In the next release, we plan to further improve the compression rate at the low bitrate range, as well as focus on new features such as two-pass encoding and visual optimization using segmentation maps. The third release is planned to be available at the end of Q2 2011.

The H1 IP has been licensed already to over twenty semiconductor companies, and we are looking forward to sharing the technology with new partners.

For licensing details about the H1, see our hardware page. For those interested in technical details, please keep reading here.

Aki Kuusela is Engineering Manager of the WebM Project hardware team in Oulu, Finland.


5 comments:

Igor said...

Please, accept constructive critics.

Why is PSNR still the main metrics?

It has been already discussed many times.

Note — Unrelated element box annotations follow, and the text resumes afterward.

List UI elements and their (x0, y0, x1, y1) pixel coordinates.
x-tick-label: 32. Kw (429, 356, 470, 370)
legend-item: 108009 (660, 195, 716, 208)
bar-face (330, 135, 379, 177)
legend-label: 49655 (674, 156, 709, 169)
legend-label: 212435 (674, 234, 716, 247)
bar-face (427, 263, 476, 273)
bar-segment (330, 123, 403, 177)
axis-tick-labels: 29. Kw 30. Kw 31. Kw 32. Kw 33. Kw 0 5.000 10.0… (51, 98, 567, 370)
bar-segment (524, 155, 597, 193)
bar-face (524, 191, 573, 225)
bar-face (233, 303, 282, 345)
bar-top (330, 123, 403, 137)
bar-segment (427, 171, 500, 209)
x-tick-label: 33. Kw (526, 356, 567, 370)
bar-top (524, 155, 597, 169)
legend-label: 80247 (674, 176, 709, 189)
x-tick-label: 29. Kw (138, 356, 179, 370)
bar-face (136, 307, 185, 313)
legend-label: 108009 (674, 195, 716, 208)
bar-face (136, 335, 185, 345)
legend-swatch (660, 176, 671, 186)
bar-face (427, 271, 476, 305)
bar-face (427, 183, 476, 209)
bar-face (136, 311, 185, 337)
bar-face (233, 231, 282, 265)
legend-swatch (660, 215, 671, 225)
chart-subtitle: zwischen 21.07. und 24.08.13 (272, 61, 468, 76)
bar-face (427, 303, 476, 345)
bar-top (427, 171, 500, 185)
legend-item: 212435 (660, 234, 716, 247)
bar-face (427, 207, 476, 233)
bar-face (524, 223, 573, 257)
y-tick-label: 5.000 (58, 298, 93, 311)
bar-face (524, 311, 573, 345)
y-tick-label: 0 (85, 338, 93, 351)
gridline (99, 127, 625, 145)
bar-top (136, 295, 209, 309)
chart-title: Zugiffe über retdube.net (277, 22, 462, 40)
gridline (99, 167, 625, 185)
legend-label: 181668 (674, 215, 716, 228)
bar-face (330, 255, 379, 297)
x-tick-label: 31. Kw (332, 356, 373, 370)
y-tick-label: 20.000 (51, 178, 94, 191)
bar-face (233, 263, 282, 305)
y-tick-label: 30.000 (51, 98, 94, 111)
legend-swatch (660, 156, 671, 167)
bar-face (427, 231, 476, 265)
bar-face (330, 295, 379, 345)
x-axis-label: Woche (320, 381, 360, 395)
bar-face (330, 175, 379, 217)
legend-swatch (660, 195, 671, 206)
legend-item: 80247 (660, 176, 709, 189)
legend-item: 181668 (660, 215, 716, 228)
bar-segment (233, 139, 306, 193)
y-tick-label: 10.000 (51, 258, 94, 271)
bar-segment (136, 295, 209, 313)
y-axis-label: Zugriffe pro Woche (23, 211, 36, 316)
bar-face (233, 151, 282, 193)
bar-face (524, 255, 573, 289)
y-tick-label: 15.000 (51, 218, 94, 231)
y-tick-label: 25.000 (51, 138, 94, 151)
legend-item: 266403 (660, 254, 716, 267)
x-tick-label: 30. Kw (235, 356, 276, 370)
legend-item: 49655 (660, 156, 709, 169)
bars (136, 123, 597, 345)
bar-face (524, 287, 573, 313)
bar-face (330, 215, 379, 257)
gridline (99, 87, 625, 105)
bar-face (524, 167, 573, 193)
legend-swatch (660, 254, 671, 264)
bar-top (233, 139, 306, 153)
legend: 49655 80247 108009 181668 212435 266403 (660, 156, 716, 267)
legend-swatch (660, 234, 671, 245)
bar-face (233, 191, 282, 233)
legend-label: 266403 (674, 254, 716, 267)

The conclusion was the same: PSNR correlates bad with real visual quality.

Almost no improvement for SSIM.
It clearly shows that increasing PSNR numbers doesn´t mean quality improvements.

SSIM family metrics are much more realistic.

I hope PSNR metric won´t be used for visual optimization.

Artis said...

Why still no double blind testing anywhere in the community? Let people actually judge what looks good. No more declaring one objective metric to be superior to another, no more zooming in on stills. The audio community figured this out a while ago...

Aki Kuusela said...

Thanks for the comments.

Igor, the cost function of the hardware is now programmable, so we can optimize macroblock mode decisions for either PSNR or SSIM, we simply did the PSNR first. This is also the first hardware version to have segments supported (the feature in VP8 that allows macroblock level QP adjustment). So only now we can start to optimize the quantization based on psychovisual things like frequency masking.

Aki Kuusela said...

Artis, having people to do visual testing is obviously the best way to go in theory, but in practice it's impractical:
- hard to organize
- hard to repeat (subjects learn)
- takes too long (we need to run algorithm optimization runs a dozen time a day)
- single modifications to the encoder are too small to be visually distinguishable (consider that the 0.82 dB PSNR gain in Blueberry came from about 10 different improvements to the design)

Artis said...

Aki, it wasn't meant to be a critique of VP8 development practices. Cross codec/major version comparisons on which looks better as a video however are what should matter in the end and is what the discussions should be about, not which synthetic metric needs to be used to get there like Igor seems to imply.